Dienda warns delimitation commission could influence election results

Elma Dienda

Popular Democratic Movement (PDM) parliamentarian Elma Dienda has emphasised the importance of the independence of the Boundaries Delimitation and Demarcation Commission.

She says its decisions could influence political parties’ performance in elections. Dienda has raised questions on the appointment of five members to serve in the commission, which were submitted to the parliament for approval this month.

“The decisions of the commission about constituency boundaries could influence how well a political party performs in an election.

“The independence of this important commission is therefore critical, and the appointment of its members should be done diligently to ensure impartiality and integrity,” she said in parliament on Tuesday.

This would be the fourth delimitation commission that has been appointed and approved by the parliament since Namibia’s independence. Members of the commission are appointed after every 10 years by the president in terms of the Constitution, with the parliament’s approval. The commission is responsible for determining the size of regional councils and locations, and the size of various constituencies in Namibia.

The country currently has 14 regions and 121 constituencies.

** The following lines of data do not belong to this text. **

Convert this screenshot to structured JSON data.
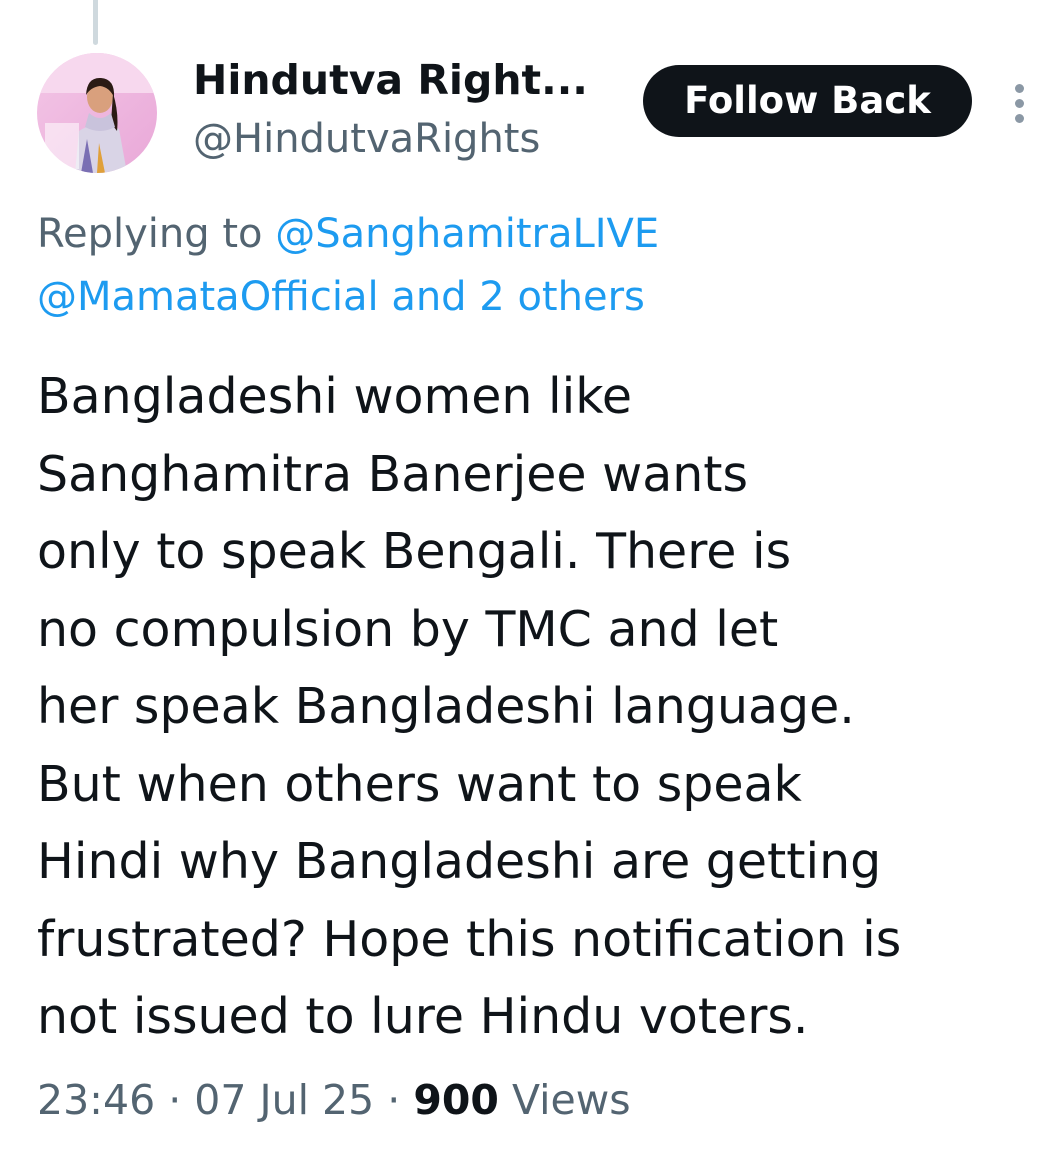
{
  "author": {
    "display_name": "Hindutva Right...",
    "handle": "@HindutvaRights"
  },
  "follow_button": {
    "label": "Follow Back"
  },
  "more_menu": {
    "icon": "more-vertical-icon"
  },
  "reply_context": {
    "prefix": "Replying to",
    "mention_1": "@SanghamitraLIVE",
    "mention_2": "@MamataOfficial",
    "others": "and 2 others"
  },
  "tweet": {
    "lines": [
      "Bangladeshi women like",
      "Sanghamitra Banerjee wants",
      "only to speak Bengali. There is",
      "no compulsion by TMC and let",
      "her speak Bangladeshi language.",
      "But when others want to speak",
      "Hindi why Bangladeshi are getting",
      "frustrated? Hope this notification is",
      "not issued to lure Hindu voters."
    ]
  },
  "meta": {
    "time": "23:46",
    "date": "07 Jul 25",
    "separator": "·",
    "views_count": "900",
    "views_label": "Views"
  },
  "colors": {
    "text_primary": "#0f1419",
    "text_secondary": "#536471",
    "link": "#1d9bf0",
    "button_bg": "#0f1419",
    "button_text": "#ffffff",
    "thread_line": "#cfd9de"
  }
}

The members whose names weresubmitted to parliament are Petrus Unenge, who as chairperson, Prisca Anyolo, an expert in law and traditional affairs governance, Gerhardt Gurirab, a historian and curator, Penias Topnaar, a teacher and pastor, and Phanuel Kaapama, a political scientist and lecturer.

Dienda said it is important to appoint impartial, competent, honest and knowledgeable individuals to the commission.

The National Assembly is currently considering the submitted members’ curricula vitae (CVs).

Dienda said: “An act of parliament may further regulate any matter not expressly provided for by this Constitution, including the method of arriving at a decision.

“My question therefore is: In the absence of such an act, what was the procedure used by the Office of the President to shortlist the current candidates?

“I further ask: Were these candidates hand-picked, and were interviews held? The method of arriving at the current shortlist must be explained in full to this august house.”

She questioned the candidates’ lack of competence, saying only Anyolo, who is the only women candidate on the list, has indicated her capabilities on her CV.

“This makes me very worried about whether these members would deliver on their mandated duties. I therefore wish to ask on what basis are we actually appointing these candidates if we overlook their competencies? How did we arrive at [monthly] selecting male candidates?” Dienda asked.

She also questioned the lack of operational guidelines that govern the commission’s activities, saying the commission has in the past been accused of fixing boundaries in a discriminatory manner, giving certain political parties an advantage. “While I acknowledge the important role of the Boundaries Delimitation and Demarcation Commission, I call for a deeper review of the competencies and general capabilities of the suggested candidates,” Dienda said.


Minister of works and transport and deputy prime minister John Mutorwa yesterday said the proposed candidates are people with integrity, character and qualifications.

“Therefore, I do not have anything against the names really,” he said.

Supporting Mutorwa, deputy minister of information and communication technology Modestus Amutse said he believes the candidates are capable of fulfilling the functions of the commission.

“I think it is best we approve the recommendation as received by this house to appoint all these members,” he said.

Higher education, training deputy minister and innovation, Natalia Goagoses said she has carefully considered the candidates’ credentials, demographic locations and experience, adding she fully supports their appointment.

“I have no doubt for this house to positively consider the appointment of these members. They are some of the best balanced, trusted members I have seen in a long time, consisting of Namibians, so that when they consult, Namibians will associate with them,” she said.

Prime minister Saara Kuugongelwa-Amadhila is expected to provide a response to issues raised by members on the appointment of the five candidates today.